Kashkari contrasted the outlook today with the situation of nearly four years ago, when Russia invaded Ukraine.

“When Russia invaded Ukraine, it sent a commodity shock wave around the world,” Kashkari said. “That didn’t happen with Hamas attacking Israel. It hasn’t happened now with the U.S. and Venezuela, but that’s the mechanism that would directly affect the U.S. economy.”

Former U.S. National Security Advisor John Bolton said Monday in an interview with the Telegraph that he doubts the U.S. will see any oil benefits for years. He estimated any financial boon wouldn’t materialize until the next administration.

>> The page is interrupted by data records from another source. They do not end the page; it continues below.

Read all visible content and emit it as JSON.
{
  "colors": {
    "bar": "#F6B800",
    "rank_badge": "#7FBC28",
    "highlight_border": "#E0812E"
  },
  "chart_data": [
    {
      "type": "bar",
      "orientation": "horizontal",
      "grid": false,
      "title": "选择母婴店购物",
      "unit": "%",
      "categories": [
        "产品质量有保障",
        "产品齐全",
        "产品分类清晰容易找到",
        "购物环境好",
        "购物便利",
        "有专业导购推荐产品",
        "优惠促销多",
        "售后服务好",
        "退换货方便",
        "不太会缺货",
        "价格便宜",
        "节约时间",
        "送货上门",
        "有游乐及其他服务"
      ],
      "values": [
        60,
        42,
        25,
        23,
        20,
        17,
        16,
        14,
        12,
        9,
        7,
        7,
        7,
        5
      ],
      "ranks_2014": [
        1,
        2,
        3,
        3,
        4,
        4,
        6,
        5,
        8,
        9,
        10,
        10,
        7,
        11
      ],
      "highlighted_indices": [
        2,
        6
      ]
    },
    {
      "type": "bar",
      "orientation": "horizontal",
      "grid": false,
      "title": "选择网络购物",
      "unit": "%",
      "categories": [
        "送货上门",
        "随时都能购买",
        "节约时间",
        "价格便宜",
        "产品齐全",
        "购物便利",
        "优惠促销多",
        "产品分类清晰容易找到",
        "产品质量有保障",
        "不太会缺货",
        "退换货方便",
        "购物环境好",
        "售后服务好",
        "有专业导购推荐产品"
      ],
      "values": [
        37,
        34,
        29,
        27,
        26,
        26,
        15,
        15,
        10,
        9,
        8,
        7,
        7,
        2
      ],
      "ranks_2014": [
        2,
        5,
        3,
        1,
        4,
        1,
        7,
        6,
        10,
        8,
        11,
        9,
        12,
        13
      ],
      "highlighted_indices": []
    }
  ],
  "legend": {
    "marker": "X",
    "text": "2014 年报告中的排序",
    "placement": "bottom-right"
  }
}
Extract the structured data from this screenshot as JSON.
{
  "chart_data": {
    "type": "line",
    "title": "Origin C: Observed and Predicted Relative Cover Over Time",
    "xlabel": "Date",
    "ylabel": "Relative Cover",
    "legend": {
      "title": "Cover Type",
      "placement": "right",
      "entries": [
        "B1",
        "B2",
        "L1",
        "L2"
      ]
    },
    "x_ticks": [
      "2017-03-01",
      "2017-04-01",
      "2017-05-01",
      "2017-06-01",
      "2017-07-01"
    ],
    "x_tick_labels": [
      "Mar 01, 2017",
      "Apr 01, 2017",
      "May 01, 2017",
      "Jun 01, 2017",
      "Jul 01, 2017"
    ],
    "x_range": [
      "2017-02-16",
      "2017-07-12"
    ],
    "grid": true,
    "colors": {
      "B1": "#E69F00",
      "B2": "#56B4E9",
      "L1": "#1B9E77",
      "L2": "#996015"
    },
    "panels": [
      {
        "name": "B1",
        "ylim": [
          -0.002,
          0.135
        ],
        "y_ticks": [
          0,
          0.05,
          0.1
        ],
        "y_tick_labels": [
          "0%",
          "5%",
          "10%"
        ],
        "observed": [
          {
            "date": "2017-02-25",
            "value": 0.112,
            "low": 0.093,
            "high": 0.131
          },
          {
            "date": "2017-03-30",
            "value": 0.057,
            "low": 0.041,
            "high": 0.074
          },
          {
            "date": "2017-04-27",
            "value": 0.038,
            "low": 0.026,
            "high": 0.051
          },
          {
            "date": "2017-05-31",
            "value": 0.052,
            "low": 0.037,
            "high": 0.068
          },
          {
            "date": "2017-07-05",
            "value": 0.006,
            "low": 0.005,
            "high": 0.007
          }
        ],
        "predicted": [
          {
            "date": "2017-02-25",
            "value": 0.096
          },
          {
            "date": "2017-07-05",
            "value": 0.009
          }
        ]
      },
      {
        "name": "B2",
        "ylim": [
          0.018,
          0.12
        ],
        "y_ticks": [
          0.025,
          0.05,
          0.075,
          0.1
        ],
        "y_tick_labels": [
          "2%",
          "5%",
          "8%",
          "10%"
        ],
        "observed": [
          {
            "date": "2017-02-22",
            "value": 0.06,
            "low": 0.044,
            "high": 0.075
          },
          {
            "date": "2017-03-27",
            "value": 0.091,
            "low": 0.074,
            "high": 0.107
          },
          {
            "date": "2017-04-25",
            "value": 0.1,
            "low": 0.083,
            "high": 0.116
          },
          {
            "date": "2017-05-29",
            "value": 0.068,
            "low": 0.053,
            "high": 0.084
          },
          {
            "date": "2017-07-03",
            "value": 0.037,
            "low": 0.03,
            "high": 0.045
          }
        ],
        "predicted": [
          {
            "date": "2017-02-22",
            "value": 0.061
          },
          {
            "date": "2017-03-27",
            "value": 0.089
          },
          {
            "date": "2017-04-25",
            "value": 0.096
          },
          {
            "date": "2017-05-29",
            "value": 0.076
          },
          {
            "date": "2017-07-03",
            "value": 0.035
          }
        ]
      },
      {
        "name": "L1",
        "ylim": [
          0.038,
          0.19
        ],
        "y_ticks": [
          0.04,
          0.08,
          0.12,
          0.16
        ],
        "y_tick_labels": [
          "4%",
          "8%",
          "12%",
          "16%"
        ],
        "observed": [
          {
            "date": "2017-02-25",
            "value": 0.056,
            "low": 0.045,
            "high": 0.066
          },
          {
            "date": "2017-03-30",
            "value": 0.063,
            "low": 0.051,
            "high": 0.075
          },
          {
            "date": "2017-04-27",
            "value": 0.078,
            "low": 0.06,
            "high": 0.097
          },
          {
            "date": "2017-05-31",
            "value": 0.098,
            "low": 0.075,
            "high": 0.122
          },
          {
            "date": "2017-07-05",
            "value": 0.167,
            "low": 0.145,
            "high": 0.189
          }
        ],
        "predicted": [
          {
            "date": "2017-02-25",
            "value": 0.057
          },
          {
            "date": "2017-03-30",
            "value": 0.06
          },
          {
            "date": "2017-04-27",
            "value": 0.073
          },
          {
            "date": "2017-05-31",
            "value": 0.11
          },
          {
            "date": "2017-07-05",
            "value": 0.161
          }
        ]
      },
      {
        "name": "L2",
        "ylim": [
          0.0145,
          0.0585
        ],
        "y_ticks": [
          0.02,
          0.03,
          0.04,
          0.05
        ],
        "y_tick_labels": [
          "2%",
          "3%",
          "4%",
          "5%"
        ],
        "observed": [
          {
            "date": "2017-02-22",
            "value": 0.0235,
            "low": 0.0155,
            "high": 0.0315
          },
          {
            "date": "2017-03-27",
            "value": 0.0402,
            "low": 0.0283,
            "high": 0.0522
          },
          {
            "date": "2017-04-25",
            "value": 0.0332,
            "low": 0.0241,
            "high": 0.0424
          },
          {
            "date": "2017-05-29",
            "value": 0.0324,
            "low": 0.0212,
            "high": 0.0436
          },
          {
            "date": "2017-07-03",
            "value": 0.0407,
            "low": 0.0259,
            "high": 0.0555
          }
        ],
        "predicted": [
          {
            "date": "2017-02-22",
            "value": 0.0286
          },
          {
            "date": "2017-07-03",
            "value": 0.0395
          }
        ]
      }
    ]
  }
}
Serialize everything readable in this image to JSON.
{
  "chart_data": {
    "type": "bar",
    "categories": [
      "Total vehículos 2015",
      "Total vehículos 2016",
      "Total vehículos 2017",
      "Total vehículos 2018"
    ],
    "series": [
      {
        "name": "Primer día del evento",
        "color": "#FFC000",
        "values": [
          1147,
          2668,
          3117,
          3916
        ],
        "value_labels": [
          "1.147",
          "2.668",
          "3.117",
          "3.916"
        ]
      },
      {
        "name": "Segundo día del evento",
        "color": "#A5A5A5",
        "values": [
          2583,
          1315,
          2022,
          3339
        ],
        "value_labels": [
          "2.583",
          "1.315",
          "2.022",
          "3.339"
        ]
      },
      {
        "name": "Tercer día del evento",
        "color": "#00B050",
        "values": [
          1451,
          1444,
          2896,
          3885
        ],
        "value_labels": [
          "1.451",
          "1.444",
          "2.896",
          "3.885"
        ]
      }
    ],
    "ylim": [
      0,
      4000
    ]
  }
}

“This idea that everything is going to be fine, that American oil companies are so desperate to get back the money that they lost when their Venezuelan investments were expropriated 50 years ago, that they will now pour additional billions into reviving the decrepit Venezuelan oil infrastructure, and much more Venezuelan oil will emerge on the international markets … and keep oil prices [and] gasoline prices … down is absolutely fantasy,” Bolton said.

“No American oil company, or certainly no board of directors of an American oil company, is going to want to put tons of money into Venezuela in an uncertain political environment [and] it will take years to get back up to anything like production levels they’re capable of.”